You make your decision, find a great online capability assessment tool that suits your needs, and dash off a quick email to your team informing them that they’ll be undertaking a capability assessment next week…

… and suddenly you have a revolt on your hands.    

What went wrong? Any form of assessment can understandably create anxiety, with people’s immediate reaction being that it’s some sort of performance management exercise. And when management rolls out a performance management program, we all know what’s coming next. Positioning and communication, therefore, is absolutely imperative before introducing a capability assessment.

The ‘quick email’ mentioned above should have been a carefully crafted piece of communication to the team about why a capability assessment is being carried out to gain trust and create buy-in for the process. In The Faculty’s 2014 Mind The Gap report on procurement capability, survey respondents nominated “positioning and communication” as the single most important factor in running a successful capability assessment. A surprisingly high 52.5% of respondents who had carried out a capability assessment reported that it had a negative impact, which may very well be attributed to confusion or distrust from their teams about why an assessment was being conducted.

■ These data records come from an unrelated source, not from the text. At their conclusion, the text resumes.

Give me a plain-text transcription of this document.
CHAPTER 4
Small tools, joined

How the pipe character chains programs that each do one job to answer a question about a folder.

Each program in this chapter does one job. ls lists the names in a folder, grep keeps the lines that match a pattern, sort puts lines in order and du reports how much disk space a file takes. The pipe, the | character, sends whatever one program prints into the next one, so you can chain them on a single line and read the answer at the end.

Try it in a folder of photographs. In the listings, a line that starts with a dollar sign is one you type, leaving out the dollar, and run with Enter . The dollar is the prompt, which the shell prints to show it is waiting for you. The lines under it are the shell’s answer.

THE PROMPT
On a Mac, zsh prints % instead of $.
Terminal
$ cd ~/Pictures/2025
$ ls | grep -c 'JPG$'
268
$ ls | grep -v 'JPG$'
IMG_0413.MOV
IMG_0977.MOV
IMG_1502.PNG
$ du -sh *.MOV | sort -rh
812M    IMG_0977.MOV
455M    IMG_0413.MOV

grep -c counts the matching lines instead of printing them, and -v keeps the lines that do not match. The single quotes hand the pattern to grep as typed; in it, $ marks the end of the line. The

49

Explicitly assure your staff that the assessment isn’t a performance management exercise and make an effort to spell out what’s in it for them. Some of the benefits to communicate to the team may include:

  • Empowering individuals to have meaningful development conversations and take ownership of their careers.
  • Providing staff at all levels with a vehicle and direction for their professional development plans.
  • Establishing a baseline of current capability at an individual, team and organisational level.
  • Demonstrating genuine leadership commitment to learning, continuous improvement and optimising talent, while reducing the need for external hiring.
  • Identifying high-potential employees and aligning skilled candidates with job descriptions.

This isn’t to say that a capability assessment can’t be used for more sinister purposes such as identifying “incapable” staff for upcoming redundancies – if this is the case, best of luck with writing the communication piece! But an assessment can also be a positive experience and can potentially help place participants on a meaningful professional development and career path.

What do you think? If you were asked to undertake a capability assessment would you view it with mistrust or see it as a positive opportunity?